Overseas analysts see the Xi Jinping administration reducing or corralling the economic role of free markets during the incumbent president’s second term in office following the convening of the 19th National Congress of the Chinese Communist Party.
As the CCP launches its bi-decennial 19th National Congress, marking the mid-point of the ten-year term for China’s paramount leadership, analysts point to a declining or restricted role for market forces within the economy.
China observers previously expected Beijing to expand the role of the market following the release of a key party document following the 3rd Plenum of the 18th Communist Party of China back in 2013, which committed to a “decisive role” for markets and implied a decline in state intervention.
Nick Bisley, professor of international relations at La Trobe University, said to The Australian Financial Review that the opposite has since occurred, with Beijing expanding its decision-making role in the economy.
“No major decision either on the macroeconomy or any major decision by a significant company can be made without the party’s approval or party stakeholders being at the table,” said Bisley.
“I think where Xi is trying to take China is a funny hybrid, where market forces play a big role in the allocation of resources, but the party plays the determinative role in it.
“It’s a type of shepherding of market forces.”
Veteran economic observer Arthur Kroeber concurs with Bisley’s opinion, with mixed-ownership reforms of state-owned enterprises actually expanding the economic role of the state, and Beijing pushing for stronger party committees in the private sector.
According to Kroeber Beijing will not follow route taken by former Soviet states with the mass privatisation of state companies, but will instead retain tight control of the economy and pursue selective privatisation.
“The aim is to selectively increase the role of market forces in order to force firms to become more efficient,” said Kroeber to the AFR via email.
“There will not be a free market for control of companies and assets…the state will retain a strong role and there will be no privatisation per se.”
The mixed-ownership reform of China Unicom, the country’s second biggest mobile company, could serve as the template for future reforms of large-scale central SOE’s.

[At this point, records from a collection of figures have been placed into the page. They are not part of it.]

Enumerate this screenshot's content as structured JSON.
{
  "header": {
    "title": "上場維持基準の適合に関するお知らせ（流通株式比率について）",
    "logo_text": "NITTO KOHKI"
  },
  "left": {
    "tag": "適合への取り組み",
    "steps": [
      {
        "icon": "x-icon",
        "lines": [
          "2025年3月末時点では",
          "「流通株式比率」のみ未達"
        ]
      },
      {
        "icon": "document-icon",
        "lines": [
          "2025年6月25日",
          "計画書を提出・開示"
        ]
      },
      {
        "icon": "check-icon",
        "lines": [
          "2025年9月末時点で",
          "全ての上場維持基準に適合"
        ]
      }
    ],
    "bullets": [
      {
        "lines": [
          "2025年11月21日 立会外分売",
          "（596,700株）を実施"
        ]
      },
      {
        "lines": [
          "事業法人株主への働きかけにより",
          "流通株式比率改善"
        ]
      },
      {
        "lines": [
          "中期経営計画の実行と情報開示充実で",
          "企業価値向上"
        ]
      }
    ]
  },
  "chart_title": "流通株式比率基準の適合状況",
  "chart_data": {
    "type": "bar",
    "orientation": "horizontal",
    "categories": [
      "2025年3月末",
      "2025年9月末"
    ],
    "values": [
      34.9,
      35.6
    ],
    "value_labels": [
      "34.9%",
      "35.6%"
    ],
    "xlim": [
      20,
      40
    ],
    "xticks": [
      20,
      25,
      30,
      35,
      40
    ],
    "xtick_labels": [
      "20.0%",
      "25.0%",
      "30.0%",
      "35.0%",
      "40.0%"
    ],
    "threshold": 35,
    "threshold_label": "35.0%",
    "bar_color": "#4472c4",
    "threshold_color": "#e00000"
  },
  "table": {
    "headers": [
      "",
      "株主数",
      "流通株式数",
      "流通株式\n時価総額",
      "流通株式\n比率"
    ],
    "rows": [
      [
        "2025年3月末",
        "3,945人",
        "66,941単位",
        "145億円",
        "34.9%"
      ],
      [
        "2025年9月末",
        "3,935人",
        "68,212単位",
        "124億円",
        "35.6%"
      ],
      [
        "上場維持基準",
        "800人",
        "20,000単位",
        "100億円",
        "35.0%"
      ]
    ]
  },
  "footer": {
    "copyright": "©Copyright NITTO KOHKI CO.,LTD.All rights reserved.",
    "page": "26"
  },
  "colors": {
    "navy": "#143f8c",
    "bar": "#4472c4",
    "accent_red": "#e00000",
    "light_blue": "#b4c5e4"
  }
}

While the acquisition of 35% of Unicom’s Shanghai-listed arm by a total of 10 private and state-affiliated companies would at first blush appear to be directed at improving the market efficiency and corporate governance of the telecoms giant, the government continues to retain primary control.
Kroeber expects this trend to prevail in future, in tandem with “deregulation around the margins” that will see the private sector raise investment levels in the services sector.